Android's very bad no good day... (extremely serious sms/mms flaw)

[blankslate]

http://arstechnica.com/security/201...s-can-be-hijacked-by-malicious-text-messages/

The vulnerability affects about 950 million Android phones and tablets, according to Joshua Drake, vice president of platform research and exploitation at security firm Zimperium. It resides in "Stagefright," an Android code library that processes several widely used media formats. The most serious exploit scenario is the use of a specially modified text message using the multimedia message (MMS) format. All an attacker needs is the phone number of the vulnerable Android phone. From there, the malicious message will surreptitiously execute malicious code on the vulnerable device with no action required by the end user and no indication that anything is amiss.

http://www.androidcentral.com/stagefright-exploit-what-you-need-know

It looks like people might have to block all messages or at the very least uncheck the auto-retrieve mms messages in the messenger app they use in android if the option is available. AFAIK that option only stops some of the exploits that can be used which would take advantage of this serious vulnerability in android

.....

 

[lxskllr]

Wonder what would happen if you just disabled stagefright? From the bit I've read, it looks like doing that would disable all audio/visual.

 

[Chiefcrowe]

hmm, I wonder what the plans are to fix this?

 

[Elixer]

I would think that pretty much all OEMs will release a patch.
Main issue that I see is, all the devices that can't be updated easily, and if this will end up in court if they don't offer a way to fix it.

 

[Chiefcrowe]

That makes sense.

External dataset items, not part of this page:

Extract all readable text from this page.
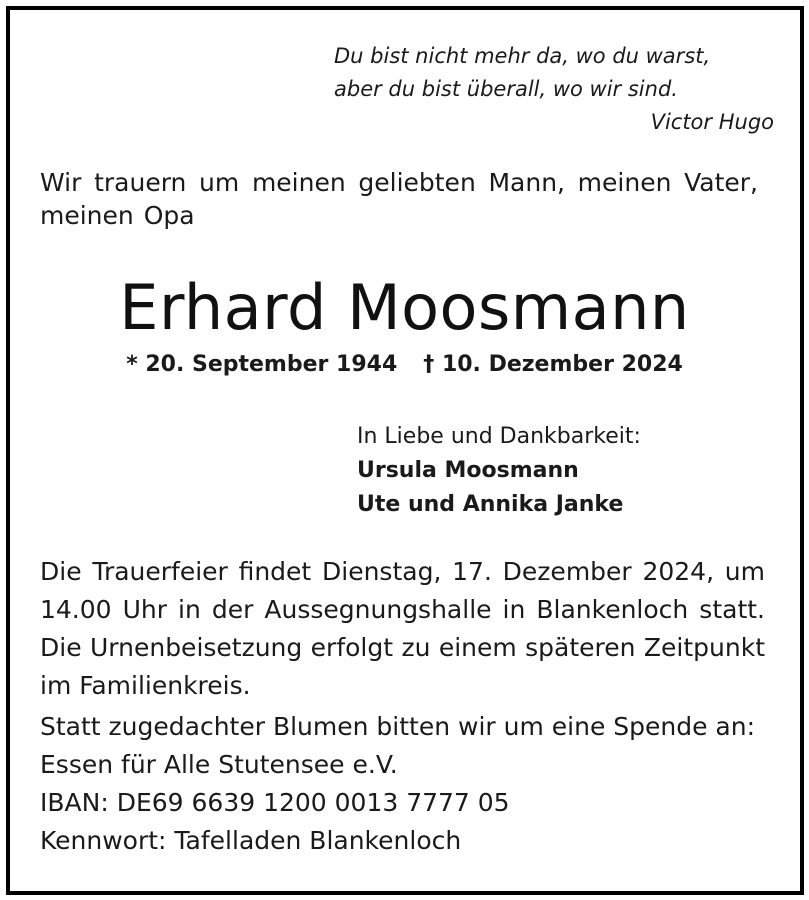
Du bist nicht mehr da, wo du warst,
aber du bist überall, wo wir sind.
Victor Hugo
Wir trauern um meinen geliebten Mann, meinen Vater, meinen Opa
Erhard Moosmann
* 20. September 1944 † 10. Dezember 2024
In Liebe und Dankbarkeit:
Ursula Moosmann
Ute und Annika Janke
Die Trauerfeier findet Dienstag, 17. Dezember 2024, um 14.00 Uhr in der Aussegnungshalle in Blankenloch statt. Die Urnenbeisetzung erfolgt zu einem späteren Zeitpunkt im Familienkreis.
Statt zugedachter Blumen bitten wir um eine Spende an: Essen für Alle Stutensee e.V.
IBAN: DE69 6639 1200 0013 7777 05
Kennwort: Tafelladen Blankenloch
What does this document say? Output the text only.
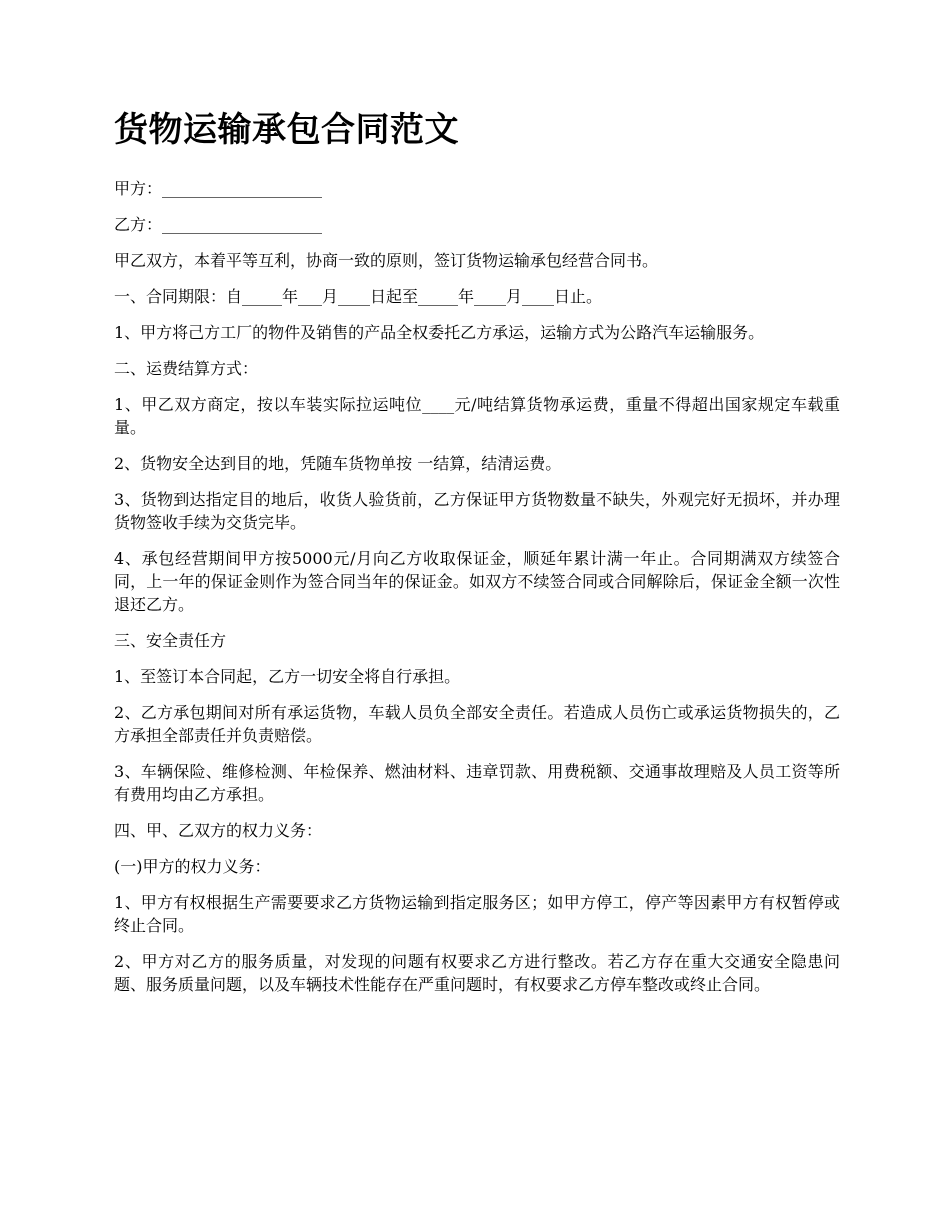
货物运输承包合同范文

甲方：____________________

乙方：____________________

甲乙双方，本着平等互利，协商一致的原则，签订货物运输承包经营合同书。

一、合同期限：自_____年___月____日起至_____年____月____日止。

1、甲方将己方工厂的物件及销售的产品全权委托乙方承运，运输方式为公路汽车运输服务。

二、运费结算方式：

1、甲乙双方商定，按以车装实际拉运吨位____元/吨结算货物承运费，重量不得超出国家规定车载重量。

2、货物安全达到目的地，凭随车货物单按 一结算，结清运费。

3、货物到达指定目的地后，收货人验货前，乙方保证甲方货物数量不缺失，外观完好无损坏，并办理货物签收手续为交货完毕。

4、承包经营期间甲方按5000元/月向乙方收取保证金，顺延年累计满一年止。合同期满双方续签合同，上一年的保证金则作为签合同当年的保证金。如双方不续签合同或合同解除后，保证金全额一次性退还乙方。

三、安全责任方

1、至签订本合同起，乙方一切安全将自行承担。

2、乙方承包期间对所有承运货物，车载人员负全部安全责任。若造成人员伤亡或承运货物损失的，乙方承担全部责任并负责赔偿。

3、车辆保险、维修检测、年检保养、燃油材料、违章罚款、用费税额、交通事故理赔及人员工资等所有费用均由乙方承担。

四、甲、乙双方的权力义务：

(一)甲方的权力义务：

1、甲方有权根据生产需要要求乙方货物运输到指定服务区；如甲方停工，停产等因素甲方有权暂停或终止合同。

2、甲方对乙方的服务质量，对发现的问题有权要求乙方进行整改。若乙方存在重大交通安全隐患问题、服务质量问题，以及车辆技术性能存在严重问题时，有权要求乙方停车整改或终止合同。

You're right though, what about the stuff that is close to or at EOL?
It seems like the galaxy s3, for example, is not really being updated anymore.

 

[KeithP]

When I receive a MMS message through Google Voice, the attachment goes to my email's inbox not the text message app so I assume my GV number is safe.

On my actual mobile number I will just block MMS. I guessing that is simplest short term solution for most folks.

-KeithP

 

[Elixer]

A billion Android phones are vulnerable to new Stagefright bugs
Stagefright 2.0, as it's being dubbed by researchers from security firm Zimperium, is a set of two bugs that are triggered when processing specially designed MP3 audio or MP4 video files. The first flaw, which is found in the libutils library and is indexed as CVE-2015-6602, resides in every Android version since 1.0, which was released in 2008. The vulnerability can be exploited even on newer devices with beefed up defenses by exploiting a second vulnerability in libstagefright, a code library Android uses to process media files. Google still hasn't issued a CVE index number for this second bug.

When combined, the flaws allow attackers to used booby-trapped audio or video files to execute malicious code on phones running Android 5.0 or later. Devices running 5.0 or earlier can be similarly exploited when they use the vulnerable function inside libutils, a condition that depends on what third-party apps are installed and what functionality came preloaded on the phone.

http://arstechnica.com/security/201...hones-are-vulnerable-to-new-stagefright-bugs/

I am shocked I haven't seen any class action law suits for this yet...Out of all the android devices I have, 0 of them have had any updates at all.
1 billion is a ton of devices...

 

[Zodiark1593]

What are the odds older phones will have this security flaw fixed?